Now, I've got her. “And,” I add, “what about any spare change you
might find? I get to keep that, right? You guys don't divvy that up
while I'm knocked out and butt naked, right?”
    “Change?” she asks softly.
    “And what about the rights to the video?” I
ask. “I mean, you guys are rolling while we all take this mystical
journey up my ass's dryer vent, right? I'm not going to wake up and
have some kinky video of my internal junk on YouTube, am I?”
    “YouTube? What do you mean, YouTube?” she
asks.
    “Listen,” I say, “you're right. Let's cross
that anal passage when we get to it.”
    So, we say our goodbyes. I'm pretty sure my
chart has now been flagged at Kaiser. That's OK. When I go in for
the colonoscopy, just before they put me under, I'm going to tell
the doctor that I knew I was supposed to eat lightly and then fast
right before the procedure, but that week-old tuna casserole wasn't
going to eat itself when I woke up that morning...

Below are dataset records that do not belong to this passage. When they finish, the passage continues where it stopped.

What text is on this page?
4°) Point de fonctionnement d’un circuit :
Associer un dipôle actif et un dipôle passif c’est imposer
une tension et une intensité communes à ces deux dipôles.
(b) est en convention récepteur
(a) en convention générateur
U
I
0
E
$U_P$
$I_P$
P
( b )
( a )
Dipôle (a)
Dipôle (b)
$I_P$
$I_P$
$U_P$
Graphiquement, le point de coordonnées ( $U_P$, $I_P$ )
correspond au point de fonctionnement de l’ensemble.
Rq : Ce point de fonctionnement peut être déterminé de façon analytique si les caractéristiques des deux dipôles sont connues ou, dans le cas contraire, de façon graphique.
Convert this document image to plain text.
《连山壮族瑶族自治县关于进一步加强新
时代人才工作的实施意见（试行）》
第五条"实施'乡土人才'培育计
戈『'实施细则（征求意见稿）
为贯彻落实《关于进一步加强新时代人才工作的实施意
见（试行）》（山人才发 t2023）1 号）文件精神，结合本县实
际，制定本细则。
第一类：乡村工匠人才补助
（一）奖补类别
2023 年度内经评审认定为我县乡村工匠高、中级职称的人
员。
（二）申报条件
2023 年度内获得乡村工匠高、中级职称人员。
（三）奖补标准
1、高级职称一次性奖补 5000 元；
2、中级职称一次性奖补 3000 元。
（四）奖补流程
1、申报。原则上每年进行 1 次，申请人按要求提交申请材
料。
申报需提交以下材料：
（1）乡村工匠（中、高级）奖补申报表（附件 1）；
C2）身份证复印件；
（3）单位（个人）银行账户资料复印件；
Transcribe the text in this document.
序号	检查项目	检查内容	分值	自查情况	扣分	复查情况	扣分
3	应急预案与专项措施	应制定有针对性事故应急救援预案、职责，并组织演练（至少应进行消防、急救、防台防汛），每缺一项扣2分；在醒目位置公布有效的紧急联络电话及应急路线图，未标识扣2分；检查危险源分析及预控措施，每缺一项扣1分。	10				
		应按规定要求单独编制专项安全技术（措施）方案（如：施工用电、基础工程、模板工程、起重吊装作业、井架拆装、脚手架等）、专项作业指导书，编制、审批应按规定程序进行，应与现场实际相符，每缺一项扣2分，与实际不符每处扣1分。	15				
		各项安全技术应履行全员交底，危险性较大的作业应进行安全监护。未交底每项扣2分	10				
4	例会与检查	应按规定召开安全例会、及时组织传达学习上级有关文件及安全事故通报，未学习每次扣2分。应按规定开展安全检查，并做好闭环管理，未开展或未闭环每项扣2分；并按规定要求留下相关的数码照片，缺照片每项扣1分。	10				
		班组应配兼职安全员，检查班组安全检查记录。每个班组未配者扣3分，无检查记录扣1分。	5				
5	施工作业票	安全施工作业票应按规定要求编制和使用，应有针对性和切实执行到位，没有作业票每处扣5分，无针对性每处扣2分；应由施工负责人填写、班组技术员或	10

    What is going on with my bladder? My bladder
used to be the size of a Coleman cooler. Honestly. When I was
younger, I could take in and hold more water weight than a
pregnant, two-hump camel. I was a human wading pool. I once drove
16 hours straight from Washington State to Northern California
consuming, along the way, 12 bottles of water, 10 cans of soda and
a bottle of healthy tea that I bought by mistake. Did I stop and
pee along the way? No. I held it like a man and didn’t even have to
start clenching until the last 100 miles (the last 20 minutes, I
admit to doing the crazy-leg, Mexican hat dance in the car…not
recommended). When I finally let loose, I peed for about two hours
straight, making me somewhat of a hero among truck drivers, race
horses and (I’m pretty sure) volunteer firemen. Today, my bladder
is about the size of a dried lentil. If I back out of my driveway
in the morning and there’s condensation on the windshield, I have
to run back inside to go to the bathroom. If I’m driving, the
minute I twist open the top of a bottle of water, my brain sends a
signal to my urinary tract to start doing the Macarena, and I’m
looking for a place to pull over and try my luck on the urinal
bull’s eye. If I get a soda at a fast food drive-thru, the second I
take the paper off the straw, I have to park and actually go into
the fast food place, which very much defeats the purpose. If I’m
driving along and, God forbid, the songs “Smoke on the Water,”
“Bridge over Troubled Water” or “Madman across the Water” comes on
the radio, I get an immediate, cringe-worthy urge to go. And
sometimes, when I’m driving through a forest and I really don’t
have to go, I’ll still pull over, walk into the woods and let
loose. Of course, that has more to do with being a guy and just
digging the fact that I can pee on a tree than having a bladder the
size of a sea monkey. I’d love to keep writing, but I gotta go…
    I still have my wisdom teeth, and lately,
they have been doing their best to push through. I don't really
feel that much wiser, but I signed up to re-take the SATs just in
case.
    So, two of the top trending searches on the
internet today were “Grandparents' Day” and “Bladder Infections.”
I'm not saying they are related, but I did drink a huge glass of
cranberry juice after I got home today from meeting up with the
girls' grandma and grandpa just in case.